Prayer and Gratitude in a Mechanical Universe
- jesse
- 23 hours ago
- 4 min read

Unless the Lord builds the house,
They labor in vain who build it;
Unless the Lord guards the city,
The watchman stays awake in vain.
Psalm 127:1
What gets called the Age of Enlightenment was a period of drastic change informed by new scientific discoveries and philosophical ideas. It was in this period that Isaac Newton articulated his laws of motion, giving us the means to articulate the motion of objects in mathematical terms. That, in turn, provided us with all sorts of predictive power over objects around us. It was as if a veil was lifted, and we could now witness the universe running like clockwork.
As marvelous as these discoveries are, Newtonian mechanics present us with a theological problem: if the motion of all things really is that predictable–if the universe truly runs with clockwork precision–what could we say God is doing, really, except perhaps winding up the clock? And what, therefore, would be the point of petitioning him in prayer? It’s no coincidence that the Enlightenment was a time in which many intellectuals began to consider themselves deists, a position which conceded that God was indeed necessary to set the world in motion, but he was not the kind of God who intervened in the affairs of the world. While we don’t have many self-proclaimed deists these days, the effects of this perspective linger. The apparent futility of “thoughts and prayers” is expressed by all sorts of people in the wake of any major disaster. What can prayers do for a course of events that has already been set in motion?

The Newtonian mechanical perspective, however, is merely that: a perspective. It is a way of understanding the world, but is not the way of understanding the world. We need not make this view an absolute one. Even as a matter of science, Newtonian mechanics no longer have the power to explain the cosmos as people once thought they did: relativity theory and quantum mechanics present us with a universe that is a bit more surprising and mysterious. God, being a God of order, has indeed created an ordered world, one in which we can perceive how to act in, and which often yields reliable consequences we can understand. And yet that hardly means that everything is perfectly predictable. Historically, it has often been true that when two armies fight, the bigger one wins. And yet it is also true that tables turn, vibes shift, and what seemed so solid and immovable begins to fall apart. For our sanity’s sake, we make retrospective attempts to make sense of these unexpected happenings. Perhaps that’s partly to restore our faith in the mechanical universe in which things are a bit simpler and easy to understand. But the explanations are not always satisfying.
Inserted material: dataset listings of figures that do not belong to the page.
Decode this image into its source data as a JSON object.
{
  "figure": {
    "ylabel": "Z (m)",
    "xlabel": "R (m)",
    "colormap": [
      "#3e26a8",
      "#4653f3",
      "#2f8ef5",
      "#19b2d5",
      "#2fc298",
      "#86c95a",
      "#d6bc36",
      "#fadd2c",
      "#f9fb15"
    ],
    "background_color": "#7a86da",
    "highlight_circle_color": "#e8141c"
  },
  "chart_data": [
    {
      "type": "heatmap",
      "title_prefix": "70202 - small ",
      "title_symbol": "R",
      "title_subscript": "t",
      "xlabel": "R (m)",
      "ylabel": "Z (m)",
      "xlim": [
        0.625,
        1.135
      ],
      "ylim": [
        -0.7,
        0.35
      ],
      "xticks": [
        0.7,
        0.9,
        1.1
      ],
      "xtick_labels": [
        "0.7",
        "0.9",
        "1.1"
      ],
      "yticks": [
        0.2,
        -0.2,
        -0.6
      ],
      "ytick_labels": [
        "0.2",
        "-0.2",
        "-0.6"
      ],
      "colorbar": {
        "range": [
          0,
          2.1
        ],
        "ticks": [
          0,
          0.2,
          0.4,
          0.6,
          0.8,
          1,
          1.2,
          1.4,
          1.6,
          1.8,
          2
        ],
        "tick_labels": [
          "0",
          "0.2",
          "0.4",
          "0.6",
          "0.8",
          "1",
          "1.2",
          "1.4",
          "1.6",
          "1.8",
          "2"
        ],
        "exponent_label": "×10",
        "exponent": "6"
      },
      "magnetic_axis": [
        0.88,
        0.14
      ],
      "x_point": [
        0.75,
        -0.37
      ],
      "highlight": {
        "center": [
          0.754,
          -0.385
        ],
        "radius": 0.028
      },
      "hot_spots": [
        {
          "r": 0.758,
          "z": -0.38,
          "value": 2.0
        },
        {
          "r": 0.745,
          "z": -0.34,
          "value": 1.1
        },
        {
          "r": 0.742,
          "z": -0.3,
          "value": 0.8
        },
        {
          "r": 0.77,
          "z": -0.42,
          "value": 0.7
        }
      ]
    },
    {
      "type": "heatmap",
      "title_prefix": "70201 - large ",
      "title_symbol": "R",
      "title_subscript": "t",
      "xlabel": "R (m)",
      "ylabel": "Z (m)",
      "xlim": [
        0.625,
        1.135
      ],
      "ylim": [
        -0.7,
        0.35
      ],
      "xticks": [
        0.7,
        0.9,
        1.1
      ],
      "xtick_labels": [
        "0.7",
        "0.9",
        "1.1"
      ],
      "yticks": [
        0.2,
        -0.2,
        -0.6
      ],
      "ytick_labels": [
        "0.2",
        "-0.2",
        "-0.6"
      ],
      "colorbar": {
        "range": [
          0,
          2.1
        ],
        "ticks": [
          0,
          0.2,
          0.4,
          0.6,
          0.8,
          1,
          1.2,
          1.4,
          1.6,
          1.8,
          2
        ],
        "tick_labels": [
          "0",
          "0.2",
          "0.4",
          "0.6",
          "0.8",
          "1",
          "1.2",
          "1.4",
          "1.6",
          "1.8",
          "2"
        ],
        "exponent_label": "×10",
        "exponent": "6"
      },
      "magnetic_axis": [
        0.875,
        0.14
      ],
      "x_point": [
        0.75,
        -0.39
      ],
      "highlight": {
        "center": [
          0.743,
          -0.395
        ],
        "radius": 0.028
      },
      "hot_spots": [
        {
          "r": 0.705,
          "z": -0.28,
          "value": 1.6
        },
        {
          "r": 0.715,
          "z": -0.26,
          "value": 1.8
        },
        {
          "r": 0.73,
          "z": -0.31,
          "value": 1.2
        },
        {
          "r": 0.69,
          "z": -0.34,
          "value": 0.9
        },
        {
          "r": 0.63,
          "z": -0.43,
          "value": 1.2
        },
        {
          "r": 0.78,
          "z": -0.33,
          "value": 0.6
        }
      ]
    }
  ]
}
We may accept intellectually that the world does not run mechanically, and yet there are times when we think we’ve got some aspect of this world figured out. We may believe we have mastered the mechanics of generating wealth, for instance, or of looking beautiful or being successful in some way that convinces us that we don’t need any help from the outside. We may temporarily come to believe that we are the generators of our own success. All of that supposes a level of independence and self-actualization that we really don’t have. Consider an example: After their years of wandering, the people of Israel entered the promised land, and we learn God’s provision of manna finally ends: “Now the children of Israel camped in Gilgal, and kept the Passover on the fourteenth day of the month at twilight on the plains of Jericho. And they ate of the produce of the land on the day after the Passover, unleavened bread and parched grain, on the very same day. Then the manna ceased on the day after they had eaten the produce of the land; and the children of Israel no longer had manna, but they ate the food of the land of Canaan that year.” (Joshua 5:10-12)
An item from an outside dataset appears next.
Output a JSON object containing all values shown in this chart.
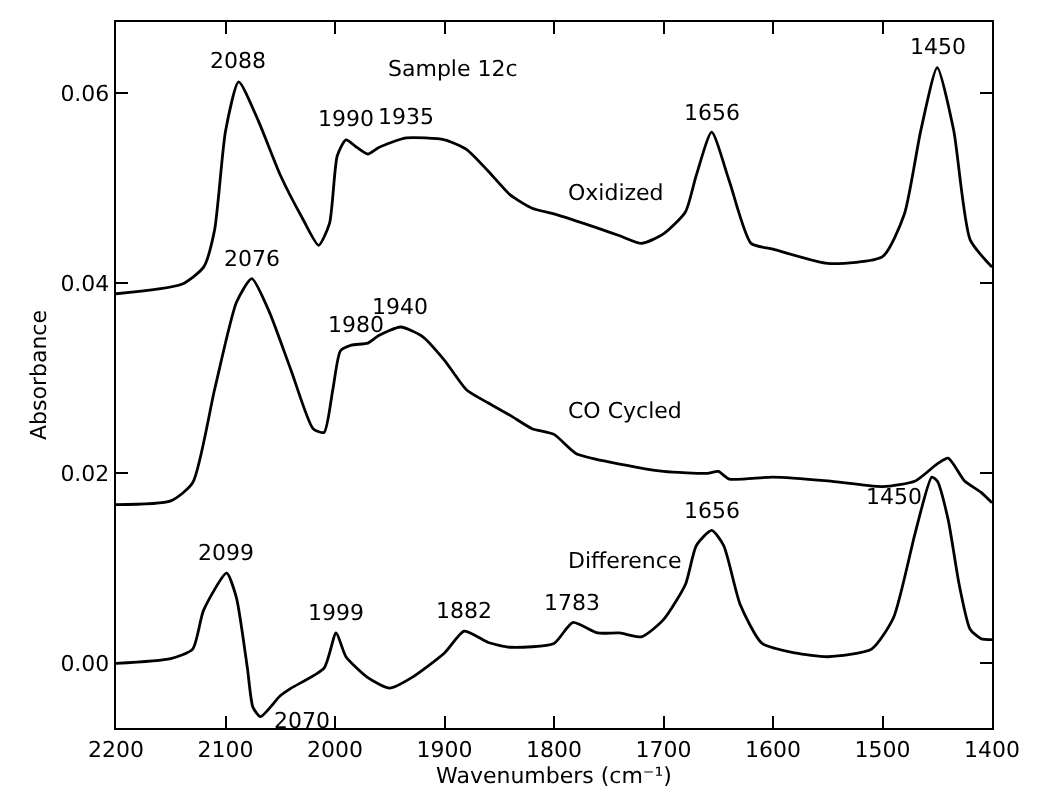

What we see in this passage is an instance of God changing the means by which he provides for his people. Once, while they wandered, he fed them directly. Now, as they enter the land of promise, they are now able to participate in that provision. And yet, God is still the chief actor. God is not just one of many agents acting upon the world; he is the principal one. The world has regularity because God sustains it continually at each moment, not because it is mechanical. I think the quickest way to gratitude is to understand that we are not the primary cause of our successes. We may have each worked hard to achieve things, but that working requires a whole lot of prerequisites: our continued existence, the ability to breathe, walk, see, understand, a stable economy, a certain degree of civilizational trust, and probably a lot of effort and investment in us from other people. These are just our surface-level needs! There is so much required to keep us going that we are simply not capable of comprehending it all the time, and that leaves room for a lot of gratitude each day.
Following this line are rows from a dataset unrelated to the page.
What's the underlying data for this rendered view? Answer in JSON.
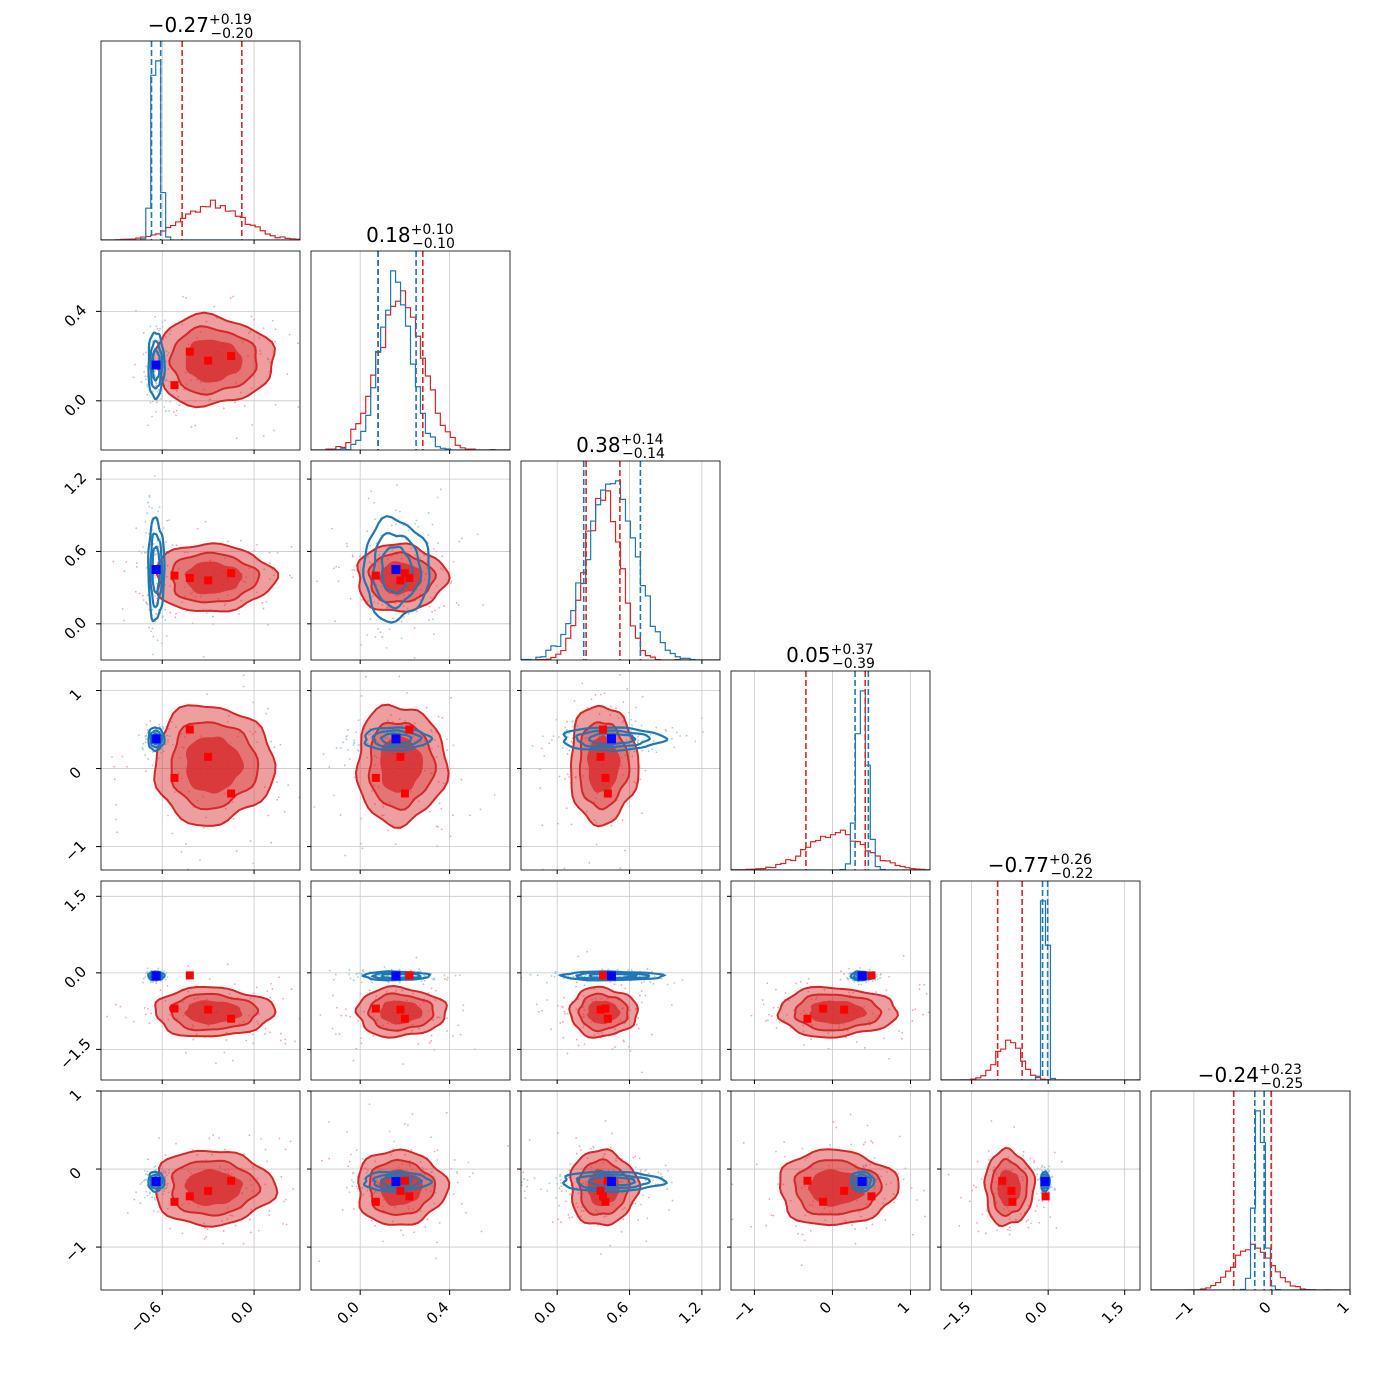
{
  "chart_data": {
    "type": "corner",
    "n_params": 6,
    "colors": {
      "red": "#d62728",
      "blue": "#1f77b4",
      "marker_red": "#ff0000",
      "marker_blue": "#0000ff",
      "grid": "#c8c8c8"
    },
    "diag_titles": [
      {
        "med": "−0.27",
        "up": "+0.19",
        "lo": "−0.20"
      },
      {
        "med": "0.18",
        "up": "+0.10",
        "lo": "−0.10"
      },
      {
        "med": "0.38",
        "up": "+0.14",
        "lo": "−0.14"
      },
      {
        "med": "0.05",
        "up": "+0.37",
        "lo": "−0.39"
      },
      {
        "med": "−0.77",
        "up": "+0.26",
        "lo": "−0.22"
      },
      {
        "med": "−0.24",
        "up": "+0.23",
        "lo": "−0.25"
      }
    ],
    "ranges": [
      [
        -1.0,
        0.3
      ],
      [
        -0.22,
        0.67
      ],
      [
        -0.3,
        1.35
      ],
      [
        -1.3,
        1.25
      ],
      [
        -2.1,
        1.8
      ],
      [
        -1.55,
        1.0
      ]
    ],
    "x_ticks": [
      [
        {
          "v": -0.6,
          "label": "−0.6"
        },
        {
          "v": 0.0,
          "label": "0.0"
        }
      ],
      [
        {
          "v": 0.0,
          "label": "0.0"
        },
        {
          "v": 0.4,
          "label": "0.4"
        }
      ],
      [
        {
          "v": 0.0,
          "label": "0.0"
        },
        {
          "v": 0.6,
          "label": "0.6"
        },
        {
          "v": 1.2,
          "label": "1.2"
        }
      ],
      [
        {
          "v": -1,
          "label": "−1"
        },
        {
          "v": 0,
          "label": "0"
        },
        {
          "v": 1,
          "label": "1"
        }
      ],
      [
        {
          "v": -1.5,
          "label": "−1.5"
        },
        {
          "v": 0.0,
          "label": "0.0"
        },
        {
          "v": 1.5,
          "label": "1.5"
        }
      ],
      [
        {
          "v": -1,
          "label": "−1"
        },
        {
          "v": 0,
          "label": "0"
        },
        {
          "v": 1,
          "label": "1"
        }
      ]
    ],
    "y_ticks": [
      [],
      [
        {
          "v": 0.0,
          "label": "0.0"
        },
        {
          "v": 0.4,
          "label": "0.4"
        }
      ],
      [
        {
          "v": 0.0,
          "label": "0.0"
        },
        {
          "v": 0.6,
          "label": "0.6"
        },
        {
          "v": 1.2,
          "label": "1.2"
        }
      ],
      [
        {
          "v": -1,
          "label": "−1"
        },
        {
          "v": 0,
          "label": "0"
        },
        {
          "v": 1,
          "label": "1"
        }
      ],
      [
        {
          "v": -1.5,
          "label": "−1.5"
        },
        {
          "v": 0.0,
          "label": "0.0"
        },
        {
          "v": 1.5,
          "label": "1.5"
        }
      ],
      [
        {
          "v": -1,
          "label": "−1"
        },
        {
          "v": 0,
          "label": "0"
        },
        {
          "v": 1,
          "label": "1"
        }
      ]
    ],
    "red_posterior": {
      "center": [
        -0.27,
        0.18,
        0.38,
        0.05,
        -0.77,
        -0.24
      ],
      "sigma": [
        0.195,
        0.1,
        0.14,
        0.38,
        0.24,
        0.24
      ],
      "quantiles": [
        [
          -0.47,
          -0.08
        ],
        [
          0.08,
          0.28
        ],
        [
          0.24,
          0.52
        ],
        [
          -0.34,
          0.42
        ],
        [
          -0.99,
          -0.51
        ],
        [
          -0.49,
          -0.01
        ]
      ]
    },
    "blue_posterior": {
      "center": [
        -0.64,
        0.16,
        0.45,
        0.38,
        -0.06,
        -0.16
      ],
      "sigma": [
        0.025,
        0.07,
        0.2,
        0.07,
        0.04,
        0.06
      ],
      "quantiles": [
        [
          -0.67,
          -0.61
        ],
        [
          0.08,
          0.25
        ],
        [
          0.22,
          0.69
        ],
        [
          0.29,
          0.46
        ],
        [
          -0.11,
          -0.01
        ],
        [
          -0.22,
          -0.1
        ]
      ]
    },
    "blue_truth": [
      -0.64,
      0.16,
      0.45,
      0.38,
      -0.06,
      -0.16
    ],
    "red_markers": [
      [
        -0.42,
        0.22,
        0.38,
        0.5,
        -0.05,
        -0.35
      ],
      [
        -0.3,
        0.18,
        0.36,
        0.15,
        -0.72,
        -0.28
      ],
      [
        -0.15,
        0.2,
        0.42,
        -0.32,
        -0.9,
        -0.15
      ],
      [
        -0.52,
        0.07,
        0.4,
        -0.12,
        -0.7,
        -0.42
      ]
    ]
  }
}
Gratitude would be enough for us to come to the Father in prayer, but as the Church, we have another role. God created Adam to be a priest, which is another way of saying a mediator. It was his role to represent God to his creation, and represent the creation before God. This is a role that the church continues: “you are a chosen people, a royal priesthood, a holy nation, God’s special possession, that you may declare the praises of him who called you out of darkness into his wonderful light.” (1 Peter 2:9) For the church to fail to pray continuously is to refuse the role God intended for us in interceding for the rest of the world. We intervene in the lives of others to the extent that our limitations allow, but we must soon recognize our limits and rely on him in prayer thereafter, recognizing that God is God, and we are not. Through our own actions, and through prayer, God is inviting us to participate in his own work in this world. Things are not so mechanical as they sometimes appear, and God is asking us to trust that that is so.